Kazakhstan also views the Russian moves towards Ukraine in negative terms and as a potential threat to its own sovereignty (ethnic Russians form 22% of Kazakhstan’s population). An emergency meeting with the Minister of Defence during which Nazarbayev stated that the Kazakh people had the right to believe that the army was able to perform military tasks was a vivid expression of Astana’s deep concern. Furthermore, Nazarbayev issued an order to continue action aimed at strengthening its southern and western borders. Russian moves in Ukraine are also viewed in Kazakhstan through the prism of claims made by the deputy speaker of the Russian parliament, Vladimir Zhirinovsky, who is known for controversial statements. His suggestion that Central Asia should be included in the Russian Federation was broadly publicised in the Kazakh media and provoked a negative reaction from Kazakhstan’s Ministry of Foreign Affairs. Given this context, the action taken by Nazarbayev was a manifestation of his attempt at internal consolidation in view of threats that could potentially ensue from the Russian-Ukrainian conflict.


Kazakhstan – a counter-offensive through mediation

Concerns about the consequences of the Russian policy have mobilised Kazakhstan to reinforce its position by cementing relations with its key partners. At a meeting with China’s deputy minister of foreign affairs in Astana (6 March), Nazarbayev declared he was willing to continue enhancing economic and political relations with China (Kazakhstan is a major source of raw materials for China). At the same time, Nazarbayev made an attempt to dart forward by offering to join the conflict as a mediator between Russia and the West. On 10–11 March, he had telephone conversations with the Russian president, Vladimir Putin, the German chancellor, Angela Merkel, and the US president, Barack Obama. Kazakhstan could use its strong position in the post-Soviet area and the respect Nazarbayev is treated with in the CIS area as the basis for its role as mediator in the conflict over Ukraine.

Even though President Obama even appealed to Kazakhstan to become actively engaged in finding a peaceful solution to the conflict during the telephone call, it is still unclear whether Kazakhstan’s mediation will take place. Germany has not taken a stance on this issue as yet, and Russia is not interested in raising Kazakhstan’s prestige by accepting it as a mediator. Nazarbayev’s declaration on 10 March that “Kazakhstan understands the position of Russia defending the rights of national minorities in Ukraine and its interests in the area of security” needs to be seen in the context of the country’s attempts to be granted the role of mediator.

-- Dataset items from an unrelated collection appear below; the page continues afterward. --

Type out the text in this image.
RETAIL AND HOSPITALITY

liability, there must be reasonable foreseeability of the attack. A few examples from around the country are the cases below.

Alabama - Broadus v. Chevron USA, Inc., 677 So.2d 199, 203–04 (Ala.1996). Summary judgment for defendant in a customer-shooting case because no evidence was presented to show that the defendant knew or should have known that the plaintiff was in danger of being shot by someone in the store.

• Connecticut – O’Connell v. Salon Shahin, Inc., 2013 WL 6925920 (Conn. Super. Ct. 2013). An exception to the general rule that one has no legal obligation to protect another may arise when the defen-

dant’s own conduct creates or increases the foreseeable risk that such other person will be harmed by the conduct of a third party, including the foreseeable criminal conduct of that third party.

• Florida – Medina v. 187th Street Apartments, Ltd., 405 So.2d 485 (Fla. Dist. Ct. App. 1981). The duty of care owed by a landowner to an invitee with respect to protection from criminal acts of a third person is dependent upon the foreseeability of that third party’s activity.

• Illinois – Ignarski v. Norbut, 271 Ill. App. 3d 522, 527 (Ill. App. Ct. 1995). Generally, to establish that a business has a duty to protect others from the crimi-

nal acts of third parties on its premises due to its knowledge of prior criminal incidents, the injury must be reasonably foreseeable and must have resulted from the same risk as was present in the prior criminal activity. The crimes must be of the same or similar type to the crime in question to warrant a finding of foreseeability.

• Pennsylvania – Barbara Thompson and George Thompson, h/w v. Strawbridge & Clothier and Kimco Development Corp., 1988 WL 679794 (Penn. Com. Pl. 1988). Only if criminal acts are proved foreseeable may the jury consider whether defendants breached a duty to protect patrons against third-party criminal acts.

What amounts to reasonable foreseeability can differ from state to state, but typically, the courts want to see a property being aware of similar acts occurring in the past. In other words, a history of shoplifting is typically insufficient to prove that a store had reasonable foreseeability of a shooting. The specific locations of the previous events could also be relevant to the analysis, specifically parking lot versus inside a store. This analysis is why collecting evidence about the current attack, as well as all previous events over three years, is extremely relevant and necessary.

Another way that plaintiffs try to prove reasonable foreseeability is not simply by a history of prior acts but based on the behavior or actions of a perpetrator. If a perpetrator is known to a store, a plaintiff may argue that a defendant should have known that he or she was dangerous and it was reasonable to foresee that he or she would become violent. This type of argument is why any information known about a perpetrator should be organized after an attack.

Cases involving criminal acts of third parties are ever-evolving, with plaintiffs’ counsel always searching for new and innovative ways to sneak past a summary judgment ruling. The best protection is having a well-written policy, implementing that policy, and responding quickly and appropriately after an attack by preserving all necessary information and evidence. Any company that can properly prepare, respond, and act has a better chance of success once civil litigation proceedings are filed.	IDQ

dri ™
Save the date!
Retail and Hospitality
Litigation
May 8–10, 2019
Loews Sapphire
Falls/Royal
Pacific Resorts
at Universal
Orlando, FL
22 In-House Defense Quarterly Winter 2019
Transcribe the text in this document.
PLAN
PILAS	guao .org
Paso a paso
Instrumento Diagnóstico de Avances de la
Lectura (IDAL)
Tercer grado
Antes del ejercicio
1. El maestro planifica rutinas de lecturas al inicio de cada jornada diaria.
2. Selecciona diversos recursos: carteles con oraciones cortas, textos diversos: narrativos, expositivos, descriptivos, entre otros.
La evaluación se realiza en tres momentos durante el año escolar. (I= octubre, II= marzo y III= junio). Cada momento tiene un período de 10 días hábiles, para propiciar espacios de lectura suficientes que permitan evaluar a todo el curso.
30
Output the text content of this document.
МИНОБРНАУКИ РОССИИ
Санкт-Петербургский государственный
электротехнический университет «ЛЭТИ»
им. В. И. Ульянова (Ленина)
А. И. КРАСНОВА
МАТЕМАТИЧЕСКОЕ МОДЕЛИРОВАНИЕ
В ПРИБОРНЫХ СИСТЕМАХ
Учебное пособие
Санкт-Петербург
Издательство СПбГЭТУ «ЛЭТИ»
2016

The continuing conflict in Ukraine has raised concerns among Russia’s key partners in the CIS area and has affected the implementation of the integration projects fostered by Russia. Even though some progress has been made in the Eurasian integration process, still the stances adopted by Kazakhstan and Belarus indicate that they view their participation in these projects more and more as an offer they cannot refuse rather than as an effect of the benefits of economic and political co-operation with Russia. The situation in Ukraine has beyond any doubt compounded their fears concerning integration. This means that these countries will be interested more than ever before in creating an institution with limited functionality in their attempt to weaken Russia’s expansionist policy. Since Minsk and Astana have negatively evaluated Russia’s policy towards Ukraine, they are unlikely to recognise Crimea as an independent state, if one is set up, or its incorporation into the Russian Federation. Furthermore, concern about Russian policy in the CIS area will be growing but will at the same time motivate especially Kazakhstan to take action to release the tension and build up its own position on the international political scene.